Some countries in Europe, such as the United Kingdom, have acceded to such demands and kowtowed to such a significant degree that they have faced a major public backlash for doing so. In the UK, even those involved in doing business with China expressed concern about the British government’s overly accommodating approach to Xi’s state visit last year. James McGregor, a business consultant with operations in China, said: “If you act like a panting puppy, the object of your attention is going to think they have got you on a leash.”
Sometimes the accommodating approach arises from short-term considerations of political expediency, rather than from an informed position. There is no credible evidence of significant economic loss when governments do risk Chinese wrath and take a position on, for instance, whom they can and cannot meet, whether it is the Dalai Lama or anyone else. For instance, when Norway did not apologize for the Nobel Peace Prize being awarded to Chinese dissident Liu Xiaobo, there was no evidence of any serious economic consequences – indeed, bilateral trade significantly increased, according to an analysis in The Diplomat.

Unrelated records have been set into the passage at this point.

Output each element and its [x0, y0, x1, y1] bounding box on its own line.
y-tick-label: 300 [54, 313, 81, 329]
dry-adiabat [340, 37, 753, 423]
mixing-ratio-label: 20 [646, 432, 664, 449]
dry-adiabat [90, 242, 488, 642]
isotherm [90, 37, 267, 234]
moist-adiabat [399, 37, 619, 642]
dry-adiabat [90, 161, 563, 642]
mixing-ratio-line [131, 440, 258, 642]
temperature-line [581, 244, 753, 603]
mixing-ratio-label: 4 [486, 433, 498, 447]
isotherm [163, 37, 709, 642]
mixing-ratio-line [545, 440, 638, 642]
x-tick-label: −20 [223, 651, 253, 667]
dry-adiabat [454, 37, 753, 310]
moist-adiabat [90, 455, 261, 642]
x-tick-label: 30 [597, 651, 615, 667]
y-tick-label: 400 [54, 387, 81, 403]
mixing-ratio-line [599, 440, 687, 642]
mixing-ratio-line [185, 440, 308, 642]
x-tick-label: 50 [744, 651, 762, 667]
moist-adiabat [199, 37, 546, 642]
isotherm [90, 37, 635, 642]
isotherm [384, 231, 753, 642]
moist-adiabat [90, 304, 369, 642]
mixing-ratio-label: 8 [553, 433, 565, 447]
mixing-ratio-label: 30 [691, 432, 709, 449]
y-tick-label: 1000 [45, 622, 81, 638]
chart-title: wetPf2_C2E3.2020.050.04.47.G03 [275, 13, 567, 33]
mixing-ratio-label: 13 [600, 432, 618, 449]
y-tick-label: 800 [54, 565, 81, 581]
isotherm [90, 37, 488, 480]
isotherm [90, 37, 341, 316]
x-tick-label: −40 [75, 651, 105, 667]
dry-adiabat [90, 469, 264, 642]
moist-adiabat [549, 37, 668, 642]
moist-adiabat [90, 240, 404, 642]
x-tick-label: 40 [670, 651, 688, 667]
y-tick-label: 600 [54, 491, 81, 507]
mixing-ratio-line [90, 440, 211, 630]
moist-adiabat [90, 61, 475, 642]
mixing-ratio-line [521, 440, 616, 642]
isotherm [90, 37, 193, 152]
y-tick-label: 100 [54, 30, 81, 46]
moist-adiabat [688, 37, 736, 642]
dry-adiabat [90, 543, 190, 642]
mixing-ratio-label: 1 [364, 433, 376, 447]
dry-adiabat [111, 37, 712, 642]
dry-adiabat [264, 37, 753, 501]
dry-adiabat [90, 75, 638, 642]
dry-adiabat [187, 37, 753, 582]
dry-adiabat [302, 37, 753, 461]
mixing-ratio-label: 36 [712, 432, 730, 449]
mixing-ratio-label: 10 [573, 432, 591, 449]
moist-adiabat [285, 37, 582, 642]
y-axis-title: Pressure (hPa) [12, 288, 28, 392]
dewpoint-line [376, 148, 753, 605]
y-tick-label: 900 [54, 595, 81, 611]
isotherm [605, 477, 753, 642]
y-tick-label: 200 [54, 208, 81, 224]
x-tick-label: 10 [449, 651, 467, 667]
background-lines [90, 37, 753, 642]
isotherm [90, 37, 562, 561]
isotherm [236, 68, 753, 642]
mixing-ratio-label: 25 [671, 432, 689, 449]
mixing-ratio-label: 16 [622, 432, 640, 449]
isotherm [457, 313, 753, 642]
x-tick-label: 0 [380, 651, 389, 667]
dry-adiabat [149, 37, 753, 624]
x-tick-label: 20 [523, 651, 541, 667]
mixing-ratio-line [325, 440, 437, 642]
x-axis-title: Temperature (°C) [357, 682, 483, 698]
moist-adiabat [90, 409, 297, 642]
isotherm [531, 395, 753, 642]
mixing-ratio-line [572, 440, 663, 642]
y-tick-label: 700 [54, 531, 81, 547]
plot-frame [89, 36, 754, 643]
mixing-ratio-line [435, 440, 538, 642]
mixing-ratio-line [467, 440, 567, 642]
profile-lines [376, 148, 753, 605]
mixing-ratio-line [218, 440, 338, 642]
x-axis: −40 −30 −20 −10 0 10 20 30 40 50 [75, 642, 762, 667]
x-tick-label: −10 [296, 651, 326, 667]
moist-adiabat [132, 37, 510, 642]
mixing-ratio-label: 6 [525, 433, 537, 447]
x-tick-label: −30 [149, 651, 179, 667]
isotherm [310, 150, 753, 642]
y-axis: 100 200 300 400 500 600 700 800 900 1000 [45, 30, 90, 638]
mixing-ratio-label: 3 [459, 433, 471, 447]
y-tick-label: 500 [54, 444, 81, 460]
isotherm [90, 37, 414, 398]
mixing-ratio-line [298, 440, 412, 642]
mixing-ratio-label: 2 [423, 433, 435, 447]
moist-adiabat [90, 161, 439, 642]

Experienced China hands understand that the Beijing leadership will seek to frame the debate in its own terms, amplifying issues that are less important in order to compel concessions elsewhere. In the case of the row with the Bundestag Committee Chair, the official statement from the Foreign Ministry deliberately blamed his support for “Tibet independence” – although the issue of the status of Tibet has never entered the equation. Virtually all Western governments acknowledge that Tibet is a part of the PRC, and the Dalai Lama’s position is that he is seeking a genuine autonomy for Tibet under the auspices of the PRC.
And yet even so, Chinese diplomats have had some success in pushing governments to adopt specific language on the “Tibet independence” question, perhaps with a view to closing down future possible support for the Tibetan people. The UK, France and Denmark have all caved in this respect, giving the unnecessary addition to their official position that they “do not support Tibetan independence.”
It is nothing new that China attempts to use economic and commercial interests to enforce submission to its agenda, but it is new that in recent years too many European democracies seem willing to cooperate with this process, sometimes even engaging in pre-emptive capitulation and self-censorship before any demands are even made.